Québec universities do not require you to have taken foreign language courses in order to be accepted. You do, however, have to show proficiency in the language of instruction of the university you plan on attending, and there are a couple of ways you can do that. Going to one of the three English universities (McGill, Concordia, Bishop’s), you are considered proficient in English if you did your primary and secondary schooling in English, or your Cégep in English, or some number of years in those systems in English. If the school isn’t certain as to your level of proficiency, they have you pass the TOEFL (Test of English as a Foreign Language) exam, and may or may not require you to take a no or low credit English class at the university.
Likewise, French proficiency is required at the French-language universities, but I’m not sure of their exact requirements.
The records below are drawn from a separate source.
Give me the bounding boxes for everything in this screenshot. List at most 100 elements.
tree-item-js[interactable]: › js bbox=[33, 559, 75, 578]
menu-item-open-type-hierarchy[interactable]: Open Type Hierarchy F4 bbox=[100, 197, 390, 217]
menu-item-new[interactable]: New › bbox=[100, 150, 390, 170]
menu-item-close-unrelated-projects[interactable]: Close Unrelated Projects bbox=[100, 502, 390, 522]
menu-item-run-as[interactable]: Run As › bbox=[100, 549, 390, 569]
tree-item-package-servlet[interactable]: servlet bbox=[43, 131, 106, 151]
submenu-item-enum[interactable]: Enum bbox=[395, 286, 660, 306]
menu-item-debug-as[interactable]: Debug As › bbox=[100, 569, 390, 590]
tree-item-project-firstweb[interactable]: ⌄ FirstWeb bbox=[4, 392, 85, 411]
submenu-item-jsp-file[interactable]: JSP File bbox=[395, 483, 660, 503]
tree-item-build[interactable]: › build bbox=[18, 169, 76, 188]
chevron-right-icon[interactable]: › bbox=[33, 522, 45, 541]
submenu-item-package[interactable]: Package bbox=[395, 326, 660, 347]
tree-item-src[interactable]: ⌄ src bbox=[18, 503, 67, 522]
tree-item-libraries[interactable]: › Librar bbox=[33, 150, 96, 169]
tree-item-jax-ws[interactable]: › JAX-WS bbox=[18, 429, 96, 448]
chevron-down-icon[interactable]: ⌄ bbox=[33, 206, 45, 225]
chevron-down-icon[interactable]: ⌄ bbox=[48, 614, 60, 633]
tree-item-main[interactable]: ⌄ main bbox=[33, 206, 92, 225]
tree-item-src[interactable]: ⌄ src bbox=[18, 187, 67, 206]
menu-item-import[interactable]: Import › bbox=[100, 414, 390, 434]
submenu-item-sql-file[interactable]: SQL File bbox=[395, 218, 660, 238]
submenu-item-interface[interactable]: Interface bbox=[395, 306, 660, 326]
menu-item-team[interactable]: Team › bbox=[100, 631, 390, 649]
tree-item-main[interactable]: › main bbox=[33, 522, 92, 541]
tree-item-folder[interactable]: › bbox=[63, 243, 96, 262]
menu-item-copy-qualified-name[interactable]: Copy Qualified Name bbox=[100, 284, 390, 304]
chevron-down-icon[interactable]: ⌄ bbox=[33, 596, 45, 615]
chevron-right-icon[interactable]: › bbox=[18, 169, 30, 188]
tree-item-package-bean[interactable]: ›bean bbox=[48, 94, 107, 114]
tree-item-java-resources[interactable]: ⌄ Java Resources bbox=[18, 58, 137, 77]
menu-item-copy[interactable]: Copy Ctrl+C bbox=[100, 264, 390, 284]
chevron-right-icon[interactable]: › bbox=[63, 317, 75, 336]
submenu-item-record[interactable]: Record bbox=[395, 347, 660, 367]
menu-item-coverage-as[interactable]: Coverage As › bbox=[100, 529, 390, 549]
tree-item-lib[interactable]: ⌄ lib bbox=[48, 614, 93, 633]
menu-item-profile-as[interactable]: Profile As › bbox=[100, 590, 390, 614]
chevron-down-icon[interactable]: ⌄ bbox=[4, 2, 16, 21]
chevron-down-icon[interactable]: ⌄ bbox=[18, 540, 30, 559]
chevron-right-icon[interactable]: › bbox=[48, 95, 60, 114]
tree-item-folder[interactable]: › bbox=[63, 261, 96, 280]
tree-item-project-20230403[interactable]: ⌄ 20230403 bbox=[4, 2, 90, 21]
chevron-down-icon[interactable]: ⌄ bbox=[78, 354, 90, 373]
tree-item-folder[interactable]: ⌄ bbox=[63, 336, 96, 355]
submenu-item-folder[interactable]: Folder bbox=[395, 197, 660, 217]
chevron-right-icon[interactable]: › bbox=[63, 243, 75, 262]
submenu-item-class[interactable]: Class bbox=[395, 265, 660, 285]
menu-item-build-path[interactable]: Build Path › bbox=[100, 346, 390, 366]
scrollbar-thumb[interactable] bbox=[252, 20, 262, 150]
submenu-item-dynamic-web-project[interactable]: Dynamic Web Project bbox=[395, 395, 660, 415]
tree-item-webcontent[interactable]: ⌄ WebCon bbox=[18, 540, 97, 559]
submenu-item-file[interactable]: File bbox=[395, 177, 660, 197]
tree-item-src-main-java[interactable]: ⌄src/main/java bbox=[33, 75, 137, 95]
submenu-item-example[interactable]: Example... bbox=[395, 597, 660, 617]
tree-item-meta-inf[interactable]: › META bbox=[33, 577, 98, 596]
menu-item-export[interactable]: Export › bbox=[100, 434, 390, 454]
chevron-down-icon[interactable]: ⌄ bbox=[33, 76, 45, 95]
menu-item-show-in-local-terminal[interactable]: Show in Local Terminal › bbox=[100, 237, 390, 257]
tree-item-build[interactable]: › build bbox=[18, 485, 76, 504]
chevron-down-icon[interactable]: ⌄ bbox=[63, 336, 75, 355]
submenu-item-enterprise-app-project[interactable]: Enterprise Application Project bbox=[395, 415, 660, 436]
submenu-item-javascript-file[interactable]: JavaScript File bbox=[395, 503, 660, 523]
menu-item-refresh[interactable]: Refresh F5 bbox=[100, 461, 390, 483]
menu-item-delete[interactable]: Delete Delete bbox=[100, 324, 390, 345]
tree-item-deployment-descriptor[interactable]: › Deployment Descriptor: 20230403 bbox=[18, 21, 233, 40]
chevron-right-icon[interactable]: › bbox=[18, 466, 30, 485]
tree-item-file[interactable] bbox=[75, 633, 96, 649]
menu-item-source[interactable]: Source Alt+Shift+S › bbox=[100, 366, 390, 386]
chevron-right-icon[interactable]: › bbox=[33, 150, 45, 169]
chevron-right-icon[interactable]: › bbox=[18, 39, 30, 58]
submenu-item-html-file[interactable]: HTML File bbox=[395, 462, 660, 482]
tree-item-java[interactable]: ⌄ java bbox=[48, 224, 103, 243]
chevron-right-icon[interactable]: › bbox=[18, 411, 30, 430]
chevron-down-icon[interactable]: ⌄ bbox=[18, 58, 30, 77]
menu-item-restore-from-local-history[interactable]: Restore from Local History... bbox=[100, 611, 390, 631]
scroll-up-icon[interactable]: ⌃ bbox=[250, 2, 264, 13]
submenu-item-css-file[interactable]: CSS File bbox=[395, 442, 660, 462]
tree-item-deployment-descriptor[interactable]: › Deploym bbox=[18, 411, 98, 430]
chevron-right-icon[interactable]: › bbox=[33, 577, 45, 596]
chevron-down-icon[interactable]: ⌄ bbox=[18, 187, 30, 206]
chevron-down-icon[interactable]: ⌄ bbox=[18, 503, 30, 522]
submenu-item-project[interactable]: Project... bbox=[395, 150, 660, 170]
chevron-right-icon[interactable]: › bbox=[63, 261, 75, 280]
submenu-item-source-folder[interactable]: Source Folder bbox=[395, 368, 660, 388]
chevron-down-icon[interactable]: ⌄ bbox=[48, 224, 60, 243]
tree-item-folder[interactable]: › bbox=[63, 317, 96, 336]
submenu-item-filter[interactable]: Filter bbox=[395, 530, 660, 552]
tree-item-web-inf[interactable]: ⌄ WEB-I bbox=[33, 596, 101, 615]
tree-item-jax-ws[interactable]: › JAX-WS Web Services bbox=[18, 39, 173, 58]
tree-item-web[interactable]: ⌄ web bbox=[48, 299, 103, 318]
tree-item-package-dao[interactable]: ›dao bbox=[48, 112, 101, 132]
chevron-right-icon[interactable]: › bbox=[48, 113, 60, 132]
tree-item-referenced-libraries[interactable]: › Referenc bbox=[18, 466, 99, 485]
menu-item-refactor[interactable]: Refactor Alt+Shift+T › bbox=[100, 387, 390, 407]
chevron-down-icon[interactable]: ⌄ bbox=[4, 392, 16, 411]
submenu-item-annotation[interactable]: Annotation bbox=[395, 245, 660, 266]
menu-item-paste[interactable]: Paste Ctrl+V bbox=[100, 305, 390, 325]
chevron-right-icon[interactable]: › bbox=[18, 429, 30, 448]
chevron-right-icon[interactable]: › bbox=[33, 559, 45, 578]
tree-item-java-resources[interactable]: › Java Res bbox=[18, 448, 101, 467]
Clearly having done your primary/secondary/cégep in French, or some minimum number of years in that system is enough, and there is a test similar to the TOEFL whose name I forget.
In all universities in Québec, exams and essays can be written in your prefered language (eg submitting an essay written in French at McGill) but that needs to be cleared ahead of time with the university.
My experience in Ontario is the same; proficiency in language of instruction, but no actual requirements in terms of courses completed during your pre-university education.
As I know it, in Québec, if you go to schools within the English-language school system, you will be taking an hour of French a day starting in Grade 1 straight on through until Grade 11 (my school had an exveption for Grade 8, where it was only 4/6 days, but that was a weird scheduling thing, I think), and you need to take 2 semesters in Cégep. To graduate High School, you needed to have passed Grade 10 English and Grade 11 French. To graduate Cégep, you had to pass your courses, of course, and an English-language proficiency test.
I’m less certain about the French system; I think currently, English is taught as of grade 1, but it is not every day, and I think it’s required through to the end of high school (grade 11, btw) but again, not every day. I would think graduation requirements are similar: Grade 10 French and Grade 11 English, but I don’t know. Cégep is the same, with a French-language proficiency test to graduate.
In Ontario, last I heard, there was mandatory French as of grade 4, becoming optional in or after grade 9 (high school ends at grade 12 in Ontario).
In both provinces, there are also immersion programs, which are clearly different!
(BTW: Cégep is a post-secondary-pre-university 2 year general diploma in a broad field such as “Science”. “Social Science”. “Liberal Arts” etc. Think first-year general education requirements in university. Mandatory in Québec to go to university after).